Zaczynamy przygodę!

No dobra, czas się ujawnić.

Przez ostatnie miesiące jeździłyśmy po tartakach, stolarzach, sklepach budowlanych, pracowniach laserowych i pasmanteriach. W większości tych miejsc (za wyjątkiem pasmanterii, rzecz jasna) wzbudzałyśmy zainteresowanie ludu pracującego. Nie, nie zainteresowanie sobą jako przedstawicielkami płci pięknej, ale zainteresowanie tym, w jakiej sprawie odwiedzamy te ciekawe miejsca.

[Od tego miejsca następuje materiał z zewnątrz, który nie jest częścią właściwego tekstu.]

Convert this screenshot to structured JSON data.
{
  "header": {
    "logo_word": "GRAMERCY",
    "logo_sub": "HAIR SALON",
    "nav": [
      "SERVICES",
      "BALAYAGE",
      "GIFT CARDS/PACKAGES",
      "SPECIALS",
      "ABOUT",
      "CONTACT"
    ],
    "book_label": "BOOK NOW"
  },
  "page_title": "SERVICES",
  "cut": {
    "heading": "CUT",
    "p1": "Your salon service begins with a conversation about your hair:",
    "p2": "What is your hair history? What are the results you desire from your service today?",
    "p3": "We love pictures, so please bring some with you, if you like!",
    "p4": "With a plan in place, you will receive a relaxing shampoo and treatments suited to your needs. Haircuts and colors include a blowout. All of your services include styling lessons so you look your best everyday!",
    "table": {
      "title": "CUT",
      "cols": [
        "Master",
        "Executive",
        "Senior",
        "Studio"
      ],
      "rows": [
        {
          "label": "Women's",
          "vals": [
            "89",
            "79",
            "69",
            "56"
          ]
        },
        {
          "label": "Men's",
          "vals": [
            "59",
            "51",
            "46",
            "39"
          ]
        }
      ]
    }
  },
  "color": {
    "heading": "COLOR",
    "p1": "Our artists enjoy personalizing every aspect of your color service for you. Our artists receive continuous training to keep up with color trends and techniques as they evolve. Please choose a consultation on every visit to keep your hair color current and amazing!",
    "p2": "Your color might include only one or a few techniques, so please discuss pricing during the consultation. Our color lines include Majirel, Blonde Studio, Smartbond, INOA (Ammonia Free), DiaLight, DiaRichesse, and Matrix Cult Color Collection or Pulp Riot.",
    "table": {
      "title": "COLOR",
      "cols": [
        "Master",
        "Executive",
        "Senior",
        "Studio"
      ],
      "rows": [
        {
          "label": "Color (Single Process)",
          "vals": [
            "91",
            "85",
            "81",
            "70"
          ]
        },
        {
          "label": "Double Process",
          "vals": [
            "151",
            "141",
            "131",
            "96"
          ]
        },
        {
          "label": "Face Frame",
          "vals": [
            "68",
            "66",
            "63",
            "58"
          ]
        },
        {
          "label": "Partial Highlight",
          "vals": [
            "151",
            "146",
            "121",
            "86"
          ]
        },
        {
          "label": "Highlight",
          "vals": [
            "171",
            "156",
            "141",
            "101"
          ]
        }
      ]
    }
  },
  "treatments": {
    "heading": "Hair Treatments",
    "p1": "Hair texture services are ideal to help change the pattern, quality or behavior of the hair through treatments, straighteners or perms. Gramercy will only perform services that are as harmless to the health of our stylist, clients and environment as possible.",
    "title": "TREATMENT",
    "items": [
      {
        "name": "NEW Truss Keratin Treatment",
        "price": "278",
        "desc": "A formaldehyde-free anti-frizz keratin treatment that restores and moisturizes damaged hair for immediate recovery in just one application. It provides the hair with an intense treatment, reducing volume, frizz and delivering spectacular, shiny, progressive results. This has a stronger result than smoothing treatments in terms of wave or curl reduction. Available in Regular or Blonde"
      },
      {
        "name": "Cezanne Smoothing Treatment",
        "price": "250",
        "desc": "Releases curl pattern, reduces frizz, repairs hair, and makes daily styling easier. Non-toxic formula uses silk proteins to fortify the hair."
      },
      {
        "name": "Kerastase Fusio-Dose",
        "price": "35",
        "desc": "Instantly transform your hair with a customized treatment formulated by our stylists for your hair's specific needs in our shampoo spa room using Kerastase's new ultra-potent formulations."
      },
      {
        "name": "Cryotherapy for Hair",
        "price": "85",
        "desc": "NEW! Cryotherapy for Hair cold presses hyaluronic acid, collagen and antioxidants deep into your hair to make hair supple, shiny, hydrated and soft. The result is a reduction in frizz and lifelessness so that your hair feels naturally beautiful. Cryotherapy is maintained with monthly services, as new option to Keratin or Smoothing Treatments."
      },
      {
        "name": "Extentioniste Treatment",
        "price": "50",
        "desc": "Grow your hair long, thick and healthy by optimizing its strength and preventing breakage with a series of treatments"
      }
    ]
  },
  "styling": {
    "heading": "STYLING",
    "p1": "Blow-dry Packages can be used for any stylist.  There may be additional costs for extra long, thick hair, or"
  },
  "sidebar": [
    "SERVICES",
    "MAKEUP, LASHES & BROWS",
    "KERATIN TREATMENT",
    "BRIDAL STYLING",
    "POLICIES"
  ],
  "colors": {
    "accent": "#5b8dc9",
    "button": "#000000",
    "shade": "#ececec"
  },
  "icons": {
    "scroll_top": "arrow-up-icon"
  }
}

Że jak? Tablice?! Jakie tablice? A mało to zabawek na świecie?

Że jakie tablice? Manipulacyjne?! Nie wystarczy, że wszystkie dzieci nami manipulują?

Opowieści z podróży spiszemy kiedyś w opasłej księdze dla potomności, a tymczasem odsłaniamy owoce naszych wycieczek, godzin ze śrubokrętem w ręce i pyłem drzewa w nosie. Nasz niezawodny tester – trzyletni Julek – jest pierwszym, najsurowszym krytykiem i jednym z kryteriów doboru tablic na stronę było jego zainteresowanie i zadowolenie odkrywcy.

Gorąco Was zapraszamy w nasze skromne progi świata tablic manipulacyjnych!